- The Washington Times - Monday, July 9, 2001

WIMBLEDON, England Venus is once again the goddess of grass.
American tennis diva Venus Williams defended her Wimbledon singles title yesterday, overpowering 19-year-old Belgian Justine Henin 6-1, 3-6, 6-0 at the All England Club.
"I really wanted it," the 21-year-old Williams said after becoming the first woman to repeat at Wimbledon since Steffi Graf (1995-96). "This means just a lot more to me this year because I hadn't played as well in the other Grand Slams as I would have liked. It's really sweet."
Even before the first toss, this one looked like an epic mismatch. The 6-foot-1, 160-pound Williams towered almost comically over her sub-5-foot-6 counterpart as the two stood at the Centre Court net awaiting the coin toss. After a suspect start consisting of a pair of opening double faults, Williams quickly found her thundering serve and needed just 20 minutes to complete a first-set rout.
Playing in her first Grand Slam final, Henin looked every bit the overwhelmed youngster during the set, struggling mightily with her signature one-handed backhand and managing a paltry 10 returns against Williams' heavy serve during the first set.
"Her serve was unbelievable all the match," Henin said. "It's unbelievable to return this kind of serve on grass court. I think it's amazing. It was so fast and a lot of precision."

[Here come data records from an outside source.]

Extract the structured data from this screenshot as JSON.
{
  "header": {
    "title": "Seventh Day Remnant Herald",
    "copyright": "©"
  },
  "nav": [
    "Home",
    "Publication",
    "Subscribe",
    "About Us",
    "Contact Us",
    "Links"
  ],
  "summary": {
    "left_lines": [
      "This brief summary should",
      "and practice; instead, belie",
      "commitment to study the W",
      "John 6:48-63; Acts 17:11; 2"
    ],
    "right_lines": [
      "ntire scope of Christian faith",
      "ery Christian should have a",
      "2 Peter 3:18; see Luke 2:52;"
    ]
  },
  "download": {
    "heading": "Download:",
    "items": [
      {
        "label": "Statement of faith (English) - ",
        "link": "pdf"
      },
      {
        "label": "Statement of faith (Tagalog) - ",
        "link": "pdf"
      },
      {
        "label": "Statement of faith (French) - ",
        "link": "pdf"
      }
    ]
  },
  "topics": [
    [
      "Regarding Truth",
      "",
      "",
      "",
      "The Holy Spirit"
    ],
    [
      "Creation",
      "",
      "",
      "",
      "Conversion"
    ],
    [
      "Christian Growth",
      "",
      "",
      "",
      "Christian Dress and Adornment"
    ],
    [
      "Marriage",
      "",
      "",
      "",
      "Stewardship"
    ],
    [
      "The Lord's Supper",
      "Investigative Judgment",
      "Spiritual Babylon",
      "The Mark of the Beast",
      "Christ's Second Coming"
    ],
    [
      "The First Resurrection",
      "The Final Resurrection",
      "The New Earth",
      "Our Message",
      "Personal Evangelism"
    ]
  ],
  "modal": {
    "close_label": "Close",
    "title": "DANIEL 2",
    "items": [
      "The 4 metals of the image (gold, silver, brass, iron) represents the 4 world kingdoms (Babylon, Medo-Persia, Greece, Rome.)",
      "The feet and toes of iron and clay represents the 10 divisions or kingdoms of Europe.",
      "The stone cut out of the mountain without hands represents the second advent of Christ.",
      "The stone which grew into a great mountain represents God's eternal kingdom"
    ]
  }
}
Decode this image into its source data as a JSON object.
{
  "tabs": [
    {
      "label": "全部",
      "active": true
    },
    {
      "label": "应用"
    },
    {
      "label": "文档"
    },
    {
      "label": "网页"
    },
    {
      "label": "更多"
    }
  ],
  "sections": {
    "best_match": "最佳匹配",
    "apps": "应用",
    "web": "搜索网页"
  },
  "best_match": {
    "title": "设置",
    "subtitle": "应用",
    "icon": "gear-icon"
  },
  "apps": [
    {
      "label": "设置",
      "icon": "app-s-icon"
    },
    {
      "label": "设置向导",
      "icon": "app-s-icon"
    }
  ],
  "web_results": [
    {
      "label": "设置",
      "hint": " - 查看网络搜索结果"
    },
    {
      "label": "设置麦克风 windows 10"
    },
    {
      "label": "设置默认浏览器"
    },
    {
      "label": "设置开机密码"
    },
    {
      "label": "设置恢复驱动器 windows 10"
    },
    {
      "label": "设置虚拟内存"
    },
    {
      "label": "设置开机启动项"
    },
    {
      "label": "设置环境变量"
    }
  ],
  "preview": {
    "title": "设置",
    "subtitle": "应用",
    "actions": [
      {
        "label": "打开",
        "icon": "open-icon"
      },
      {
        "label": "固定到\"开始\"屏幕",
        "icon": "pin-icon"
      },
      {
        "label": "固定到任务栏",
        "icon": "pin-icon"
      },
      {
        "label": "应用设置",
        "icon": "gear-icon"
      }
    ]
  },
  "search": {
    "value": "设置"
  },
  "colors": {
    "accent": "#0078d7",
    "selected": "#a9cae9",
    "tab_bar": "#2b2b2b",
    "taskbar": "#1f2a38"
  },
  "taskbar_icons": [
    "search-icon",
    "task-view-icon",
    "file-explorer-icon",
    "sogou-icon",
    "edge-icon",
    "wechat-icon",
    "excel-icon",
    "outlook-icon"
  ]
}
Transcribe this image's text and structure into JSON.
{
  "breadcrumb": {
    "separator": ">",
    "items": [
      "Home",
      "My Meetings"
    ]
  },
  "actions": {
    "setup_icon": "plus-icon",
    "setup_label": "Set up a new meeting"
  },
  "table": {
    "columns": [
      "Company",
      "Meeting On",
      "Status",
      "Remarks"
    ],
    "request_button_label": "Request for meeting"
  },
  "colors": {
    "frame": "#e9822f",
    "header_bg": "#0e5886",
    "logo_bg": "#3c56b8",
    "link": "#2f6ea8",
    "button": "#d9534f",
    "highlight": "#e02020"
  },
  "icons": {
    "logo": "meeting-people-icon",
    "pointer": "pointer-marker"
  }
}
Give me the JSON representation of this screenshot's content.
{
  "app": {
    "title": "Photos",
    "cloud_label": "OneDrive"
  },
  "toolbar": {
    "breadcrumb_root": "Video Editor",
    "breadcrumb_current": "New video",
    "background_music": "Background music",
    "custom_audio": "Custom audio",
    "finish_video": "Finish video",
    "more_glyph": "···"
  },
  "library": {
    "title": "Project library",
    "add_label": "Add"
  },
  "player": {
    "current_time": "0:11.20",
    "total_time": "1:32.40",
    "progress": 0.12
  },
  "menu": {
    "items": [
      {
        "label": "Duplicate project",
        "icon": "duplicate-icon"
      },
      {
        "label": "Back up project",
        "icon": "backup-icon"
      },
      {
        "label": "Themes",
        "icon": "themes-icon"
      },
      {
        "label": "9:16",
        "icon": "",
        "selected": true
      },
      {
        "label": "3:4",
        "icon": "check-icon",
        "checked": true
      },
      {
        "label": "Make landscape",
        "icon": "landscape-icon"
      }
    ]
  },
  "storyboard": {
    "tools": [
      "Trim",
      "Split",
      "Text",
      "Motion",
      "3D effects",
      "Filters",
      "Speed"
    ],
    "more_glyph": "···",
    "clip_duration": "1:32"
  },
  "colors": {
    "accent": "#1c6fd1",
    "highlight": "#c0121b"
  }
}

Just as she did in her semifinal victory against Grand Slam hopeful Jennifer Capriati, Henin rebounded from the first-set debacle with a gutsy second that clearly earned her the support of the nearly 13,000 fans at Centre Court. And for a brief moment, Henin injected suspense back into the atmosphere, launching herself into airborne groundstrokes, earning her first few trips to the net and coping with Williams' serve. Henin recorded a break on an errant backhand from Williams at 3-4 and served out the set to even the match and send a ripple of delight through the crowd.
But Williams would have nothing to do with the momentum of the scrambling Belgian. She mentally regrouped, opened the third set by serving a love game and pounded her way to victory in another 20-minute burst of perfection.
"I never got concerned," Williams said of the dropped set. "I was really relaxed [to start the third set] and really just ready to take it. Maybe it was just experience in the third. Maybe she got a little nervous. I don't know. I'm just glad it went my way."
Things didn't just happen to go Williams' way in the final set she dictated play on every point, punishing serves, ripping returns and bringing her incomparable wingspan to the net often enough to make legend-cum-broadcaster Martina Navratilova positively giddy at her maturing approach. Consider these staggering statistics from the third set: Williams got 79 percent of her first serves in, won every point when she did, committed just one unforced error and lost only 10 total points.
Williams closed out the match in a misting rain with a third consecutive break of Henin's serve and reacted like a veteran champion. Unlike last year, when she celebrated her first major victory by dancing amid the royals with her controversial father and coach, Richard, Williams gracefully accepted the Venus Rosewater Dish from the Duchess of Kent, graciously congratulated Henin and marched off Centre Court like a woman confident that a steady parade of major titles are forthcoming.
"I think it's going to be a great place for me for years to come," said Williams, who has won three of the last five majors to cement her station as the primary force in the women's game.
And despite yesterday's dazzling display, Williams is the first to admit she has only begun toying with her vast potential.
"Last year I had about eight wonderful days of practice before Wimbledon that lasted me the whole year," Williams said. "This year I'm going to practice more. I think I can capitalize better, just really work on more things in my game moving forward, taking the ball early just some more strategy that I can add to the next year coming.
"I didn't really do that last year. A lot of things happened. I went to school. There wasn't a lot of time. I had a lot of things to do with sponsors. But I'm going to make time to practice."
If Williams, now ranked a somewhat misleading second to Martina Hingis in the women's game, does add a serious work ethic to her outrageous mound of athletic ability, it's difficult to envision anyone challenging her in the near future.
"In my mind, I'm always the best," said Williams, who promises she will compete in more regular WTA events. "I can't see anybody better than me. If when I walk out on the court I think the next person is better, I've already lost. So in my mind, sure, I'm the best. But on paper right now, I'm No. 2.
"[Being No. 1] is on the top of the list now. Maybe in the past, it wasn't. Grand Slams definitely are No. 1. Then No. 2, for sure, is No. 1. Oh, boy, I sound like a Dr. Seuss book."
Actually, Williams proved once again yesterday that there is absolutely nothing cartoonish about her potential.